Situated in Somerset, not far from the site of the famous Glastonbury Festival, and in the centre of the UK dairy bowl, Kingshay was set up in 1991 to provide practical farm based advice to its members. It routinely carries out research on such things as silage additives, pastures species for best return, and milking parlour design and fittings. It also promotes the adoption of its research and provides other dairy consultancy services.
Duncan Forbes, Managing Director of Kingshay wrote in an article for The Royal Agricultural Society of England: "… we are currently running a pilot trial to examine the effectiveness of a range of slurry additives. Many ambitious claims are made for these products from reducing crusting in the slurry store to enhanced nutrient availability.
How does the practical farmer know which of these claims are marketing hype and which to believe? We expect our carefully controlled trials to help find the effective treatments and expose the muck and magic products. In the process we will be helping farmers to reduce their farm's environmental impact while enhancing profitability." The pilot trial was conducted in the winter of 2009/2010 to establish a testing protocol.

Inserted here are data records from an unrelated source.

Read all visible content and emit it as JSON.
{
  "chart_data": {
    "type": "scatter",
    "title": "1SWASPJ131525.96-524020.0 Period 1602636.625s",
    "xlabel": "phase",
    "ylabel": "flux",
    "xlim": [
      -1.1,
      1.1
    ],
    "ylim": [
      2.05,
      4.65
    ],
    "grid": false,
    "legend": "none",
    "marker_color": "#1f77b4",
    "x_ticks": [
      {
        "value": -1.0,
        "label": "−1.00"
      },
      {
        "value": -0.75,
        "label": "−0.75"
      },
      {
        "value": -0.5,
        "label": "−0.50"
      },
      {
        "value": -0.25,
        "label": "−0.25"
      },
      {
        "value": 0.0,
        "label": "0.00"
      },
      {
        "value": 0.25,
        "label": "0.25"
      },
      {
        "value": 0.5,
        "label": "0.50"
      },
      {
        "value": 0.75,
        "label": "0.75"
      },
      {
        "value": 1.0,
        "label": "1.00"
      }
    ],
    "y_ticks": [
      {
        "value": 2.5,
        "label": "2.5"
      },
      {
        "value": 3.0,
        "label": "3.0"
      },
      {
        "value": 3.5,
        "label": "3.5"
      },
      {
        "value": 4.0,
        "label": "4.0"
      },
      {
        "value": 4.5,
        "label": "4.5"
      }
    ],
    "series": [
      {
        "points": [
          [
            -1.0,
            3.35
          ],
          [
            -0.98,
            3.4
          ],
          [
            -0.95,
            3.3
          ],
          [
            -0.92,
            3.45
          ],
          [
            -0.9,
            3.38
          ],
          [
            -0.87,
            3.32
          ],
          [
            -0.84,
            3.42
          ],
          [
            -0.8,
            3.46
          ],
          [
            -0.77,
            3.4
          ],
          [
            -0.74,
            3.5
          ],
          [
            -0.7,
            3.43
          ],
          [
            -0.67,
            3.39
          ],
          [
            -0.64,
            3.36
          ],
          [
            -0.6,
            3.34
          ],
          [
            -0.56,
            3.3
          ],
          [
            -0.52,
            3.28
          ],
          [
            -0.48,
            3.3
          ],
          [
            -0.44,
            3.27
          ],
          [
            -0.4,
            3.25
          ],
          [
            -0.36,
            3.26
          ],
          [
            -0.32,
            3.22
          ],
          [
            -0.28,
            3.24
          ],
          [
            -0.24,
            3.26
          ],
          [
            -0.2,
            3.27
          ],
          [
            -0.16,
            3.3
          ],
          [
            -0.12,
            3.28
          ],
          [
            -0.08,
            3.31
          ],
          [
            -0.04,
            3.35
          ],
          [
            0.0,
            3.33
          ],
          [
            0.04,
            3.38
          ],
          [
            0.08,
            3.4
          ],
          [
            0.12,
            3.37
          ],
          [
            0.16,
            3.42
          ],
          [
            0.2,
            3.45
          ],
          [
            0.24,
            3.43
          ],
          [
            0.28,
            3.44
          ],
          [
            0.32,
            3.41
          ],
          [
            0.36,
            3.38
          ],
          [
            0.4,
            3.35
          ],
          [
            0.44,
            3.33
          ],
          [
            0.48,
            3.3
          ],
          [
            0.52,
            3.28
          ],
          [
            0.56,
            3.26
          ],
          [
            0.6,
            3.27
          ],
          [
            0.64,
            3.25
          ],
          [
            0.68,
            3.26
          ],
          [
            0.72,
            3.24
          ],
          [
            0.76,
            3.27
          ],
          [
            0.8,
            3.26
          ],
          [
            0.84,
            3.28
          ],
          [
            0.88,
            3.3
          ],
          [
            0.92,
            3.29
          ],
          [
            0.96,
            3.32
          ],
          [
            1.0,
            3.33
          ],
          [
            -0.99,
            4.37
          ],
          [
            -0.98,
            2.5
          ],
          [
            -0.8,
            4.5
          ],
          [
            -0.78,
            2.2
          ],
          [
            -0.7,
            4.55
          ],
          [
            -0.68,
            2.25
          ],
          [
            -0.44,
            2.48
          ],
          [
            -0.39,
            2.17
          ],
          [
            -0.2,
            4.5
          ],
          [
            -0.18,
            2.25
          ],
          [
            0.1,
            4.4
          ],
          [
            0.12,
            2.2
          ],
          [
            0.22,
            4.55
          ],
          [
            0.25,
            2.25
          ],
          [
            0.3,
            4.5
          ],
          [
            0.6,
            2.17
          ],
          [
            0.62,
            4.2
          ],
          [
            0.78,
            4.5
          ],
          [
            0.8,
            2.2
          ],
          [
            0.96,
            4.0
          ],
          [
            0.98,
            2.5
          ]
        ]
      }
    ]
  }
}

Digest-it was one of the products used in the trial, and even though the trial only ran for six weeks, the results showed promise. Following a visit to Kingshay by BioAg's Plant Chemist Peter Stoneman and UK distributor David Atherton (Thompson & Joseph Limited) in September 2010, BioAg agreed to participate in the main trial in the winter of 2010/2011 in which six other slurry additives were also to be tested.
The replicated, controlled environment trial ran for 12 weeks in 60 litre drums simulating dairy ponds, charged with sludge, into which the slurry additives were added at the recommended rates at the start of the trial and at weekly intervals. Testing was undertaken prior to the start of the trial, at the six and eight week marks, and at the end of the trial period.
At the end of the trial, the nitrogen content of the Digest-it treated pond had risen by over 9% against the control, and the crust measurements were from 12% to 14% lower. The total aerobic bacteria count was also much higher in the treated pond. "This is a good result for BioAg. Three months is the longest Kingshay were able to commit resources and staff to the trial. It's close to the minimum time necessary to see results from Digest-it, based on our field trials. We don't know how Digest-it compared to other products as each company receives only its results; still we have encouraging results from an independently conducted, replicated trial and they show positive benefits from Digest-it use," said Peter Stoneman.
Pictured above: Somerset Headquarters of UK dairy research organisation, Kingshay. Parts of the heritage listed building of the working dairy farm are 700 years old.